Selective protein enrichment in calcium oxalate stone matrix: a window to pathogenesis?
Urine proteins are thought to control calcium oxalate stone formation, but over 1000 proteins have been reported in stone matrix obscuring their relative importance. Proteins critical to stone formation should be present at increased relative abundance in stone matrix compared to urine, so quantitative protein distribution data were obtained for stone matrix compared to prior urine proteome data.

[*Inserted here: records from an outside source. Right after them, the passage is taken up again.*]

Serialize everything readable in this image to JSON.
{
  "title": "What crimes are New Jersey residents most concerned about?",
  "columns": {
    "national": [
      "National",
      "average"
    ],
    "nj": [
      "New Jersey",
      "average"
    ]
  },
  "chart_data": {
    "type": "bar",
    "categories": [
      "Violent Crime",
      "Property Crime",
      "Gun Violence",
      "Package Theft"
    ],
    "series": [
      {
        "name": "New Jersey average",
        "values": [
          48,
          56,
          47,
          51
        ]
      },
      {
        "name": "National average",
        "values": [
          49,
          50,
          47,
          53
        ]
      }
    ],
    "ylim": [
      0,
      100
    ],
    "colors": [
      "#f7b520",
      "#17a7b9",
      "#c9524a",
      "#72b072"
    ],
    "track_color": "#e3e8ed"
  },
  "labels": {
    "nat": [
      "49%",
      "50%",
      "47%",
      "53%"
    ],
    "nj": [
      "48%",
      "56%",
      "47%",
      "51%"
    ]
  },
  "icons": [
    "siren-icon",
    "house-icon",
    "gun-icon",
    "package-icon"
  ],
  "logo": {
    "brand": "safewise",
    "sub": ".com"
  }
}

Matrix proteins were isolated from eight stones (> 90% calcium oxalate content) by crystal dissolution and further purified by ultradiafiltration (> 10 kDa membrane). Proteomic analyses were performed using label-free spectral counting tandem mass spectrometry, followed by stringent filtering. The average matrix proteome was compared to the average urine proteome observed in random urine samples from 25 calcium oxalate stone formers reported previously. Five proteins were prominently enriched in matrix, accounting for a mass fraction of > 30% of matrix protein, but only 3% of urine protein. Many highly abundant urinary proteins, like albumin and uromodulin, were present in matrix at reduced relative abundance compared to urine, likely indicating non-selective inclusion in matrix. Furthermore, grouping proteins by isoelectric point demonstrated that the stone matrix proteome was highly enriched in both strongly anionic (i.e., osteopontin) and strongly cationic (i.e., histone) proteins, most of which are normally found in intracellular or nuclear compartments. The fact that highly anionic and highly cationic proteins aggregate at low concentrations and these aggregates can induce crystal aggregation suggests that protein aggregation may facilitate calcium oxalate stone formation, while cell injury processes are implicated by the presence of many intracellular proteins.